Viti Levu at Fiji
When people talk about Fiji, they almost always mean Viti Levu, the main island of the island state of Fiji.
Wikipedia knows the following about this country (small excerpt):
Fiji, officially the Republic of Fiji (in Fiji: Viti or Matanitu ko Viti; English Fiji or Republic of Fiji), is an island state in the South Pacific north of New Zealand and east of Australia. Fiji has been independent from the United Kingdom since 1970, since then a member of the Commonwealth of Nations, initially as a monarchy with Queen Elizabeth II as head and since 1987 a republic with the capital Suva on the island of Viti Levu. Since the democratic election on September 17, 2014, Fiji has been a parliamentary democracy.
Fiji’s recent history has been dominated by the conflict between the indigenous Fijian majority and the country’s Indian-origin minority.[6] Fiji is one of the most populous island archipelagos in the Pacific.
I have already mentioned elsewhere that I was particularly impressed by how warmly the population generally treats one another, at least everyone we have met so far.
What I mean by this is that tourists – and not only them – in many other countries and also in Germany are only treated kindly because they could gain possible advantages. This is the kind of professional kindness that dies the moment there is no direct contact. It’s that fake, basically fake, smile that I hate so much! It’s this servile “I like you” as long as I get something out of it.

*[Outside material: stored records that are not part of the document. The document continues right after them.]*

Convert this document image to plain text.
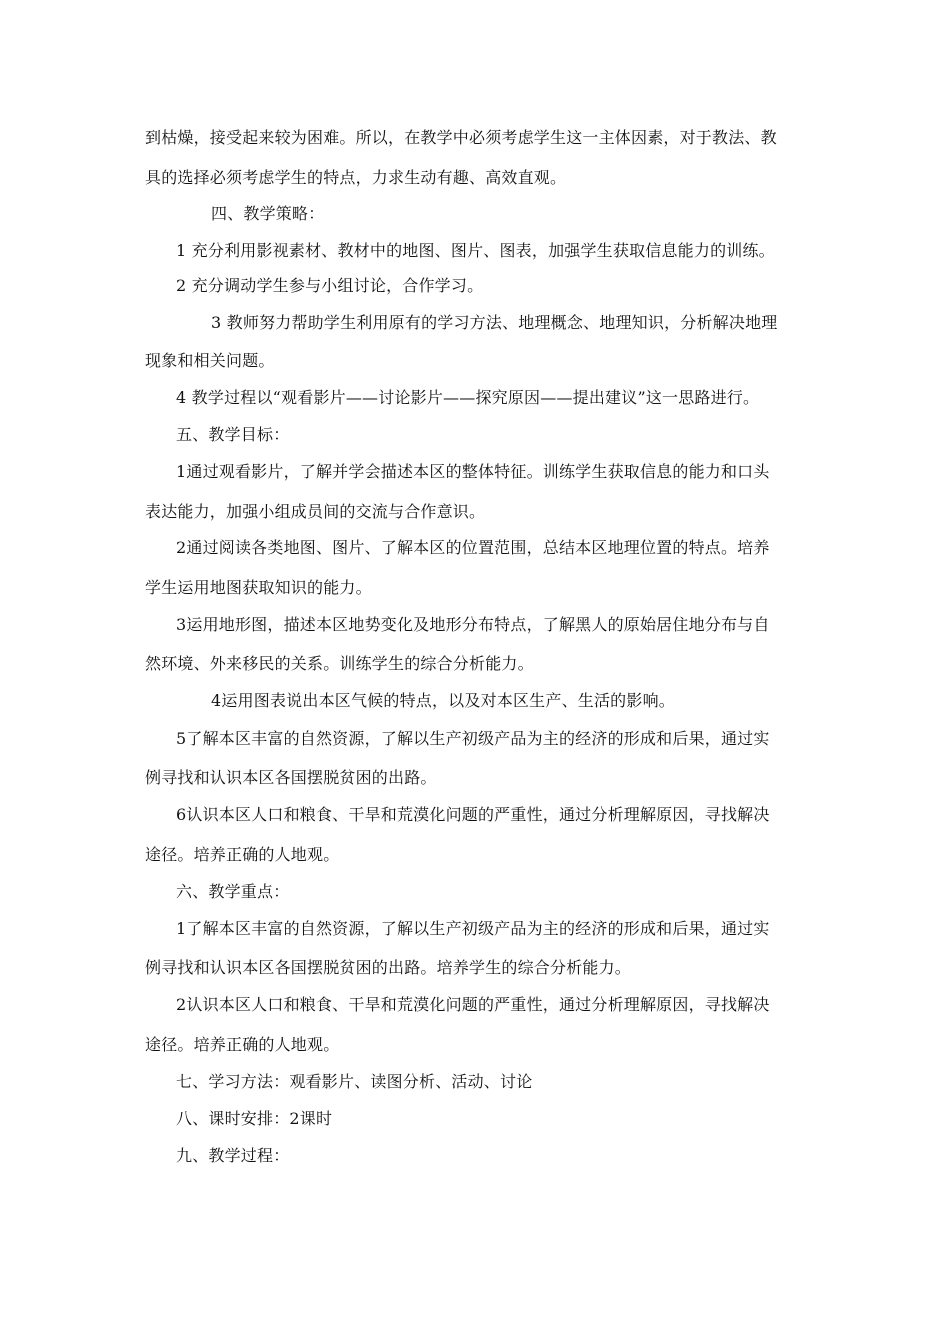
到枯燥，接受起来较为困难。所以，在教学中必须考虑学生这一主体因素，对于教法、教
具的选择必须考虑学生的特点，力求生动有趣、高效直观。
四、教学策略：
1 充分利用影视素材、教材中的地图、图片、图表，加强学生获取信息能力的训练。
2 充分调动学生参与小组讨论，合作学习。
3 教师努力帮助学生利用原有的学习方法、地理概念、地理知识，分析解决地理
现象和相关问题。
4 教学过程以“观看影片——讨论影片——探究原因——提出建议”这一思路进行。
五、教学目标：
1通过观看影片，了解并学会描述本区的整体特征。训练学生获取信息的能力和口头
表达能力，加强小组成员间的交流与合作意识。
2通过阅读各类地图、图片、了解本区的位置范围，总结本区地理位置的特点。培养
学生运用地图获取知识的能力。
3运用地形图，描述本区地势变化及地形分布特点，了解黑人的原始居住地分布与自
然环境、外来移民的关系。训练学生的综合分析能力。
4运用图表说出本区气候的特点，以及对本区生产、生活的影响。
5了解本区丰富的自然资源，了解以生产初级产品为主的经济的形成和后果，通过实
例寻找和认识本区各国摆脱贫困的出路。
6认识本区人口和粮食、干旱和荒漠化问题的严重性，通过分析理解原因，寻找解决
途径。培养正确的人地观。
六、教学重点：
1了解本区丰富的自然资源，了解以生产初级产品为主的经济的形成和后果，通过实
例寻找和认识本区各国摆脱贫困的出路。培养学生的综合分析能力。
2认识本区人口和粮食、干旱和荒漠化问题的严重性，通过分析理解原因，寻找解决
途径。培养正确的人地观。
七、学习方法：观看影片、读图分析、活动、讨论
八、课时安排：2课时
九、教学过程：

No, years ago we had a hotel room from which we could look out the bathroom window at the hotel’s depot. Every morning we were woken up by the laughter of people preparing for the day’s certainly strenuous work. And during this stay we traveled far off the beaten tourist path and repeatedly met warm and friendly people in the tiny villages.
And that despite the fact that sometimes it really thunders here and it rains like cats and dogs. An old man wanted to show us a cave not far from the place where the first settlers landed. This cave is now used by the local residents to protect themselves from hurricanes. That doesn’t have much to do with life in paradise, and yet the people here are mostly content and happy with life.
One day we drive in a rental car to what is supposed to be the most beautiful beach in Viti Levu. The Intercontinental has spread out there at the southern end of the beach. And yet, when we arrive there, we are greeted by many voices of children’s laughter. Two fishing boats invite the children to take a tour for a quarter of an hour. And here too, the children’s joy is unmistakable.
Quite apart from that: Natadola Beach is really beautiful, the finest sand, which initially slopes relatively steeply towards the sea and then leads gently into the water. And then the water – totally soft and wee warm, as they would say in Franconia. We estimate the temperature to be a good 28°C; maybe even a little warmer.
Here, the locals offer, among other things, horses that you can ride along the beach. In addition, like almost everywhere on the beaches, there are a number of huts available for massages. Of course, not just huts, but also the masseuses that go with them! Apparently this is a profitable business, because there are probably ten such huts next to the InterContinental, some of which have at least six massage tables in them.
On the other hand, I think that if only one customer per day per provider can be treated for 40 FJD, the business should definitely be worth it compared to the usual income structure in the country. In hotel spas, the same service often costs twice as much.
Coconuts are also sold not only in the numerous stalls on the side of the road, but also here on the beach. For 10 FJD we get a fresh coconut – delicious! Unfortunately, we don’t have any tools with us to scrape the pulp from the peel in addition to the milk. That’s why we make a note to never go exploring without a spoon again!